I scan the group, as Burl croons the romantic part of his carol, promising that someone is waiting for you, just waiting for that kiss.

I’m waiting for Nigel. We met two months earlier, just weeks before my return to America. He’s a moving man. We “fell in love” over the course of a crazy, intense three days when he packed up my life. Not conventionally handsome; small, compact and scrappy. Contrary to stereotype, good teeth.

I bought Nigel the ticket to Boston. Come for Christmas, I said. Cor, luv, love to, he said. He’d said much the same on the phone the night before.

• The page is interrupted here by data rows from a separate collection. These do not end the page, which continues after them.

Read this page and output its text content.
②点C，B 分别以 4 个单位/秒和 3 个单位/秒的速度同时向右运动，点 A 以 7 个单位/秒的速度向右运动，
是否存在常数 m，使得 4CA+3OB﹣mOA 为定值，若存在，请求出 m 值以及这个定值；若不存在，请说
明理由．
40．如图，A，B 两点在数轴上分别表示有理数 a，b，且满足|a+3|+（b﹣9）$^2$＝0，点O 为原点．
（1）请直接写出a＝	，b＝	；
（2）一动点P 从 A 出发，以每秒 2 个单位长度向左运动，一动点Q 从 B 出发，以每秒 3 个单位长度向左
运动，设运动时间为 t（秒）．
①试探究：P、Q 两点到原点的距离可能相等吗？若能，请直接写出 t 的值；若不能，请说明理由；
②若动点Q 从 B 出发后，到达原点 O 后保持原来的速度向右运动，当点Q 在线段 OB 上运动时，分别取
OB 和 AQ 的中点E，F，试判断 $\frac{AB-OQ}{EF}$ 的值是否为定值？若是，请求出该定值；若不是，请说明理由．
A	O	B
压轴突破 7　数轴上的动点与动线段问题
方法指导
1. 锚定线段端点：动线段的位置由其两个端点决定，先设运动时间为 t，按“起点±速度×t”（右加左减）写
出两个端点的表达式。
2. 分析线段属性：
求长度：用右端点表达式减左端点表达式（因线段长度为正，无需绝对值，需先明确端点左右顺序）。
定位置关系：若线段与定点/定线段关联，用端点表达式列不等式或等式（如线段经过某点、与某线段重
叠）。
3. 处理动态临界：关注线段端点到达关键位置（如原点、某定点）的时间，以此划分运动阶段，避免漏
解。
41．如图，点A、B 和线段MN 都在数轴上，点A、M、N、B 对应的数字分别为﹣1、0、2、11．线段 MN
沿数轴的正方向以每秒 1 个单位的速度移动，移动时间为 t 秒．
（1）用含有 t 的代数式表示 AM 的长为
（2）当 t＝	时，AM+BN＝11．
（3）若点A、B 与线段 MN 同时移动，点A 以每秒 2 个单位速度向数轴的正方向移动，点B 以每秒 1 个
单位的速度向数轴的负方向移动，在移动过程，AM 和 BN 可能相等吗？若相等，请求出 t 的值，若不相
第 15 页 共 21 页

The Muzak track is on to Mariah Carey. She trills that all she wants for Christmas is yooooooo.

The crowd is beginning to thin. I look up at the arrivals information screen again. A ticker tape along the bottom of the screen announces there are no other flights due in to Boston today.

That song about do you know it’s Christmas, from the sound system above. Not my favorite. It’s more about famine than cheer.

A young soldier, dressed in camo and a New England Patriots woolen hat, emerges from behind security, and there’s an eruption of shouts and cheers from the group to my right. “Donovan! Mattie Donovan! Over here!”

The soldier scissor kicks over the security rope, then dives into the noisy pack and surfaces seconds later, bobbing in a sea of loved ones. He shouts, Boston accent front and center, “Hey, Ma! I told ya I’d make it home for Christmas.”

Dean Martin, in a voice tinged with velvet and Scotch, sings about letting it snow.

Then, finally, I’m the last person in the terminal except for the guy working the Information Desk.

“Is it possible there is anyone still stuck in Customs?” I ask him, willing my voice not to crack.

“No, ma’am, sorry,” he says. Pause. He drops down to a whisper. “Maybe there’s been a mistake?”

“Yes.” I say. Then, steeling myself and holding back the tears. “Yes, there has been a mistake. A big mistake.”